Victor Saavedra
Jornal GGN – O jovem Maycon Freitas, autointitulado presidente da comunidade União Contra a Corrupção (Ucc Brasil), ganhou notoriedade, na última semana, ao ser entrevistado para as páginas amarelas da revista Veja.
O “representante” dos manifestantes durante a onda de protestos que tomou as ruas do país em junho, realmente é o administrador da página da Ucc no Facebook que, após a atenção recebida por seu presidente, conseguiu mais do que dobrar o número de seguidores, atingindo o “relevante” número de 1,372 mil curtidas na manhã desta sexta-feira (5).
Ucc Brasil
Criada em 11 de maio, a página sobrevive com a prática do compartilhamento de fotos, a maioria anti-PT, e sem uma bandeira definida. A própria revista Veja foi alvo de uma de suas críticas. Com poucas curtidas e nenhuma representatividade, diversas fotos são compartilhadas, mas pouquíssimas são "curtidas" ou comentadas.
Além disso, o movimento se caracteriza por seu viés anti-partidário, comprovada pela faixa assinada pelo Ucc Brasil, vista em uma das manifestações do Rio, apreciada nas fotos compartilhadas.
Como a Veja chegou até Maycon Freitas
Uma foto postada no dia 24 de junho no perfil do Ucc Brasil mostra uma entrevista do seu presidente para o canal esportivo ESPN, que passou a cobrir as manifestações depois que sua equipe foi alvo das bombas de gás lacrimogêneo nas imediações do Mané Garrincha.
No dia seguinte à postagem, o repórter da revista Veja, Álvaro Vale, o entrevistou. A entrevista se deu após uma manifestação. Talvez a própria Veja não soubesse quem era Maycon Freitas ou o Ucc Brasil, mas elegeu seu líder, e endossou, dessa forma, seu discurso.
Quem é Maycon Freitas
Tecnólogo em Segurança formado pela Faculdade Gama e Souza, no Rio de Janeiro, já prestou serviços como dublê à Rede Globo de Televisão. Segundo uma postagem de sua mulher, ele vive de bico, mas “isso não quer dizer que ele seja contra ou a favor da emissora, é um trabalho como outro qualquer”.
O vídeo abaixo confirma a participação de Maycon nas manifestações cariocas, onde seu megafone o levou à frente do protesto.
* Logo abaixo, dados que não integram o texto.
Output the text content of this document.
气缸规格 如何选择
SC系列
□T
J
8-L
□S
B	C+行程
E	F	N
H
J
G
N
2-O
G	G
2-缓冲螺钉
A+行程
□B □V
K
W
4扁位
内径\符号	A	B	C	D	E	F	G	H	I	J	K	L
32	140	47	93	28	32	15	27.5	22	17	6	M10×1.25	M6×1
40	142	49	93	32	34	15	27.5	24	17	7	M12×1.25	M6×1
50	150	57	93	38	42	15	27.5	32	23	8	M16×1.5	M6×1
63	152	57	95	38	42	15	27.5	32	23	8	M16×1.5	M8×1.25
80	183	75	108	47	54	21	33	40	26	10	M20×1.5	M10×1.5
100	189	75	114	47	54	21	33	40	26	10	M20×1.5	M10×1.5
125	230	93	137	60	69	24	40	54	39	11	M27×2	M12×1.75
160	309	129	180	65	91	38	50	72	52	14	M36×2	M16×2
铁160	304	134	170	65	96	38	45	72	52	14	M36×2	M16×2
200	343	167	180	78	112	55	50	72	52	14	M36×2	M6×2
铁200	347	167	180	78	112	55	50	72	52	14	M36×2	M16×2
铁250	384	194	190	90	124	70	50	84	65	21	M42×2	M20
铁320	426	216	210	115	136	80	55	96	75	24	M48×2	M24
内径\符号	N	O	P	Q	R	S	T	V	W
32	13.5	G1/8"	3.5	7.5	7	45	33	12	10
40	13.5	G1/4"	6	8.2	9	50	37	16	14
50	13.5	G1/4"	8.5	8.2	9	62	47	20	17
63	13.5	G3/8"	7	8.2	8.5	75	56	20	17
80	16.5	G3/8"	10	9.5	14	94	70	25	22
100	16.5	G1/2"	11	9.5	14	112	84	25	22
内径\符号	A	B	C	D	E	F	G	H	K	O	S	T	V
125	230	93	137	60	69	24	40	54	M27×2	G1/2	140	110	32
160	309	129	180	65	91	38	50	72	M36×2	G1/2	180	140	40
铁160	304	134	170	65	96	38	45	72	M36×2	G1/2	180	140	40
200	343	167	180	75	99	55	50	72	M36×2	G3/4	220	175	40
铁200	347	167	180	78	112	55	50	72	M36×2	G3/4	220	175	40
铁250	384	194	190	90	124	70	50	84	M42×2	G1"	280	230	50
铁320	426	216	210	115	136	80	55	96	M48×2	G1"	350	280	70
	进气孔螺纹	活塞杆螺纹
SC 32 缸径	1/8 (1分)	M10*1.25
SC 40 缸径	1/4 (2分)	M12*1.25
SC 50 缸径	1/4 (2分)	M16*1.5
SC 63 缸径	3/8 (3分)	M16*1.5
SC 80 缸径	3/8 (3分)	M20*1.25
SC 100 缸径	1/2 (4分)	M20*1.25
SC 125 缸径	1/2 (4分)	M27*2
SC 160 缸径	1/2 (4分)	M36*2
Não, necessariamente, liderando-o.
Atualmente desempregado, Maycon tem uma opinião “peculiar” para alguém que se diz líder de um movimento eminentemente social quando o tema abordado é Direitos Humanos. Em diversos compartilhamentos o personagem os critica e defende o uso de força letal de parte da polícia contra delinquentes.